Incorporados desde o começo à trama costurada para livrar Battisti do cumprimento da pena, os ministros Marco Aurélio Mello, Carmen Lúcia, Eros Grau e Joaquim Barbosa ao menos agrediram a lógica com coerência. Derrotados na tentativa de rejeitar a extradição, os quatro se juntaram para os trabalhos de parto da criatura assombrosa: o Grande Juiz do Planalto. Mais desconcertante foi o monumento à contradição erigido pelo comportamento pendular de Ayres Britto.

Em 9 de setembro, o ministro afirmou que Battisti deveria ser extraditado por não ter sido movido por motivos políticos. Menos de três meses mais tarde, invocando motivos políticos, defendeu enfaticamente a ideia de transferir para Lula a palavra final. Entre uma sessão e outra, não foram acrescentados ao processo quaisquer indícios, evidências ou provas. A única novidade foi a incorporação à tropa dos advogados de defesa do jurista Celso Antônio Bandeira de Mello, que sugeriu a nomeação de Ayres Britto para a vaga no Supremo.

“O presidente é chefe de Estado e titular da política internacional”, tentou explicar-se o ministro. Se é assim, por que o STF andou desperdiçando tempo, dinheiro e a paciência dos brasileiros que pensam e pagam a conta? “O tribunal entra no circuito para garantir os direitos humanos”, complicou Ayres Britto. Difusas razões humanitárias provavelmente serão evocadas por Lula para driblar o tratado de extradição assinado pelos dois países.

“Não faz sentido entregar um perseguido ao carrasco”, declamou Tarso Genro. Foi exatamente o que fez o ministro da Justiça ao deportar para Cuba os pugilistas Erislandy Lara e Guillermo Rigondeaux, capturados no Rio quando tentavam a fuga para a Alemanha. A misericórdia de Tarso é seletiva. Como é amigo de Battisti, estende-lhe a mão solidária que negou aos dois cubanos por ser amigo de Fidel Castro. Em ambos os casos, Lula avalizou as decisões do companheiro gaúcho.

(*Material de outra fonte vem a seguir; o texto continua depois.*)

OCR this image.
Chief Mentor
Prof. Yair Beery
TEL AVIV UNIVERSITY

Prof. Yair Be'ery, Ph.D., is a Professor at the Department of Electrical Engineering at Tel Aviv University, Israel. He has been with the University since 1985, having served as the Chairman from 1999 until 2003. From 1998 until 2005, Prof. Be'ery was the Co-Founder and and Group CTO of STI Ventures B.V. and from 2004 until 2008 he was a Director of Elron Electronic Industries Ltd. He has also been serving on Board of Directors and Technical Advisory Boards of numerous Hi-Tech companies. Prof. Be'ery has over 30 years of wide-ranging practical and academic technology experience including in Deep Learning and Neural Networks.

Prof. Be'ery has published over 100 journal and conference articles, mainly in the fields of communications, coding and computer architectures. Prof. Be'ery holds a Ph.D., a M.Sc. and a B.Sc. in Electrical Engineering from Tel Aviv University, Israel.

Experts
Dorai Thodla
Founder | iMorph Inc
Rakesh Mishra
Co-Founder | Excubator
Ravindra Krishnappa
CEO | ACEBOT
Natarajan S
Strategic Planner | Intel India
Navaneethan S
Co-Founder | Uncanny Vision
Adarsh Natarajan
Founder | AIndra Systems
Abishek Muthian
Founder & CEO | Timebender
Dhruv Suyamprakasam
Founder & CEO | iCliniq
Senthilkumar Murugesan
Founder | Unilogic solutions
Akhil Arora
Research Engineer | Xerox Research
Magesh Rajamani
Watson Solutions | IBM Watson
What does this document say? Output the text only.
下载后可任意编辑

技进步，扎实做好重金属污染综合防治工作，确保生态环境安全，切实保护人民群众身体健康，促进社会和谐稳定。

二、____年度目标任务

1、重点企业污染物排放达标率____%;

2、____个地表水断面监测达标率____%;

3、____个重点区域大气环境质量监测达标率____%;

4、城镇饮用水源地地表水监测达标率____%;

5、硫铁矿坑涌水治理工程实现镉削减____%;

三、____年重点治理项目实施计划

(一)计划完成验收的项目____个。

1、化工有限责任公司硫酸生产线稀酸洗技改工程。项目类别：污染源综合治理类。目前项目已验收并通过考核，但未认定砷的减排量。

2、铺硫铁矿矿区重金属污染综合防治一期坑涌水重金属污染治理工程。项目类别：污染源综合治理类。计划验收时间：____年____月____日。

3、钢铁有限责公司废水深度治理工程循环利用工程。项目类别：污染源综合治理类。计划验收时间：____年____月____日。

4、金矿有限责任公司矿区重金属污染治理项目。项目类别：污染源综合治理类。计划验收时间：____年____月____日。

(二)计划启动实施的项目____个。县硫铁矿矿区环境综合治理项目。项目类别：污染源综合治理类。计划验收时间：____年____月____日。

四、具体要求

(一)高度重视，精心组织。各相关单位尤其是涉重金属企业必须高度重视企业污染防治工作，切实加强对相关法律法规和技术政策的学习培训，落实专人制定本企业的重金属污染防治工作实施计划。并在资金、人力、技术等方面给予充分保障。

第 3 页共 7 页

O tratamento dispensado aos dois episódios informa que a subordinação do STF ao Executivo abre um precedente perturbador. Imagine-se, por exemplo, que os ministros tenham de julgar um caso semelhante ao dos cubanos, e decidam que um estrangeiro perseguido no país de origem merece viver em segurança no Brasil. Se quiser, Lula poderá deportá-lo. Nesta quarta-feira, o Supremo autorizou o presidente da República a fazer a opção pela infâmia sem nenhum risco de ser corrigido. É ele quem decide em última instância.